A seminar held recently in Dhaka on the nexus between agriculture and nutrition carries fair amount of weight as far as policy research is concerned. Secretary of the Ministry of Agriculture, and chief guest on the occasion Moinuddin Abdullah emphasised the need for evidence-based policy suggestions.

Akhter Ahmed of the International Food Policy Research Institute (IFPRI) made some important observations. In Bangladesh, according to a study of his organisation, rice alone accounts for about 71 per cent of food energy (calorie), 60 per cent of protein, 62 per cent of zinc and 44 per cent of iron, thus, indicating the overwhelming dominance of rice in diets of Bangladeshis. The adage says Mache Vate Bangalee (Bengalis with fish and rice) but it is only rice that fills the stomach. At disaggregated level, the richest one-fifths derive roughly two-thirds of calorie intake from rice compared to about four-fifths for the poorest one-fifths. Likewise, protein constitutes about half of the total nutrient intake for the former compared to two-thirds for the latter. In other words, very rich or very poor, Bangladeshi diet is rice-centric. The lack of diversity in food basket could be the cause of the malaise called pervasive malnutrition. Second, in Chittagong and Sylhet with higher per capita income, fuelled by remittance, only one-tenths of the women are empowered in agriculture.

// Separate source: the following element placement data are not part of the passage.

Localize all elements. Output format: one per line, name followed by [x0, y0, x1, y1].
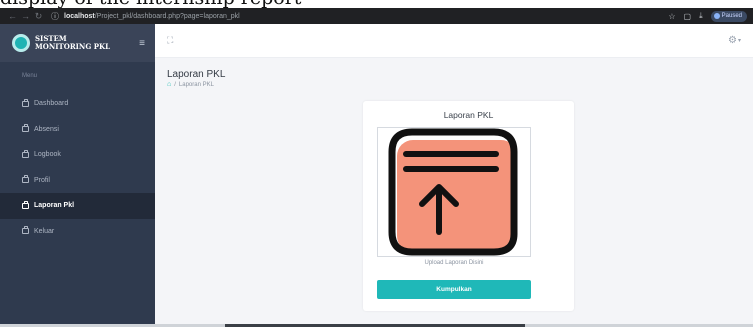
folder-icon [22, 149, 29, 158]
breadcrumb-separator: / [174, 81, 176, 88]
folder-icon [22, 175, 29, 184]
topbar: ⛶ ⚙ ▾ [155, 24, 753, 58]
sidebar-item-keluar[interactable]: Keluar [0, 219, 155, 245]
brand: SISTEM MONITORING PKL ≡ [0, 24, 155, 62]
profile-paused-badge[interactable]: Paused [710, 10, 747, 22]
sidebar-item-profil[interactable]: Profil [0, 168, 155, 194]
folder-icon [22, 226, 29, 235]
sidebar-toggle-icon[interactable]: ≡ [139, 38, 145, 49]
sidebar-item-laporan-pkl[interactable]: Laporan Pkl [0, 193, 155, 219]
upload-file-icon [388, 128, 518, 256]
reload-icon[interactable]: ↻ [32, 8, 45, 24]
extensions-icon[interactable]: ▢ [684, 12, 692, 21]
gear-icon[interactable]: ⚙ [728, 35, 737, 46]
breadcrumb: ⌂ / Laporan PKL [167, 81, 214, 88]
home-icon[interactable]: ⌂ [167, 81, 171, 88]
paused-label: Paused [721, 13, 742, 19]
submit-button[interactable]: Kumpulkan [377, 280, 531, 299]
folder-icon [22, 200, 29, 209]
chevron-down-icon[interactable]: ▾ [738, 37, 741, 44]
bookmark-star-icon[interactable]: ☆ [668, 12, 675, 21]
page-title: Laporan PKL [167, 69, 226, 80]
upload-hint: Upload Laporan Disini [424, 260, 484, 266]
sidebar-item-label: Profil [34, 176, 50, 184]
card-title: Laporan PKL [443, 110, 494, 120]
profile-avatar-icon [713, 13, 720, 19]
site-info-icon[interactable]: ⓘ [51, 11, 59, 22]
url-host: localhost [64, 12, 95, 20]
sidebar-item-label: Logbook [34, 151, 61, 159]
address-bar[interactable]: ⓘ localhost /Project_pkl/dashboard.php?p… [51, 10, 651, 22]
sidebar-item-logbook[interactable]: Logbook [0, 142, 155, 168]
fullscreen-icon[interactable]: ⛶ [167, 35, 173, 46]
caption: display of the internship report [0, 0, 753, 8]
breadcrumb-current: Laporan PKL [178, 81, 214, 88]
menu-heading: Menu [22, 73, 38, 79]
upload-card: Laporan PKL Upload Laporan Disini Kumpul… [363, 101, 574, 311]
sidebar-item-label: Laporan Pkl [34, 202, 75, 210]
brand-line-2: MONITORING PKL [35, 42, 111, 51]
upload-dropzone[interactable] [377, 127, 531, 257]
sidebar-item-dashboard[interactable]: Dashboard [0, 91, 155, 117]
caption-text: display of the internship report [0, 0, 301, 8]
brand-logo [12, 34, 30, 52]
sidebar-item-absensi[interactable]: Absensi [0, 117, 155, 143]
folder-icon [22, 124, 29, 133]
back-icon[interactable]: ← [6, 8, 19, 24]
sidebar: SISTEM MONITORING PKL ≡ Menu Dashboard A… [0, 24, 155, 327]
sidebar-item-label: Absensi [34, 125, 59, 133]
main-content: Laporan PKL ⌂ / Laporan PKL Laporan PKL … [155, 58, 753, 327]
sidebar-item-label: Keluar [34, 227, 55, 235]
browser-toolbar: ← → ↻ ⓘ localhost /Project_pkl/dashboard… [0, 8, 753, 24]
forward-icon[interactable]: → [19, 8, 32, 24]
folder-icon [22, 98, 29, 107]
brand-title: SISTEM MONITORING PKL [35, 35, 135, 51]
sidebar-item-label: Dashboard [34, 100, 69, 108]
download-icon[interactable]: ⤓ [699, 11, 703, 21]
url-path: /Project_pkl/dashboard.php?page=laporan_… [94, 12, 240, 20]
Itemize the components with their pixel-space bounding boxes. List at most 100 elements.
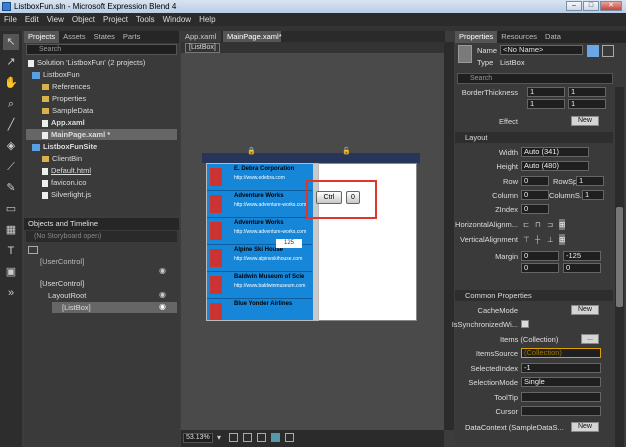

This can be pitted against regions like Barisal and Rajshahi, with relatively low per capita income but having higher proportion of empowered women (about 30 per cent). Using IFPRI's 2011-12 Bangladesh Integrated Household Survey (BIHS) data and econometric modelling exercise, the researchers found that: (a) agricultural diversity increases household and child dietary diversity, and hence, diet quality, as an income effect; (b) women's empowerment in agriculture improves household, child and maternal dietary diversity, and (c) women's empowerment increases agricultural diversity. Thus, Agriculture, Nutrition, and Gender Linkages (ANGeL) project of the Ministry of Agriculture will address the above-mentioned issues.

The take-home lesson from the seminar seems to be that to improve upon nutritional status, agriculture has to play the pivotal role and more researches need to be undertaken as is done by LANSA.

The writer is a former Professor of Economics at Jahangirnagar University.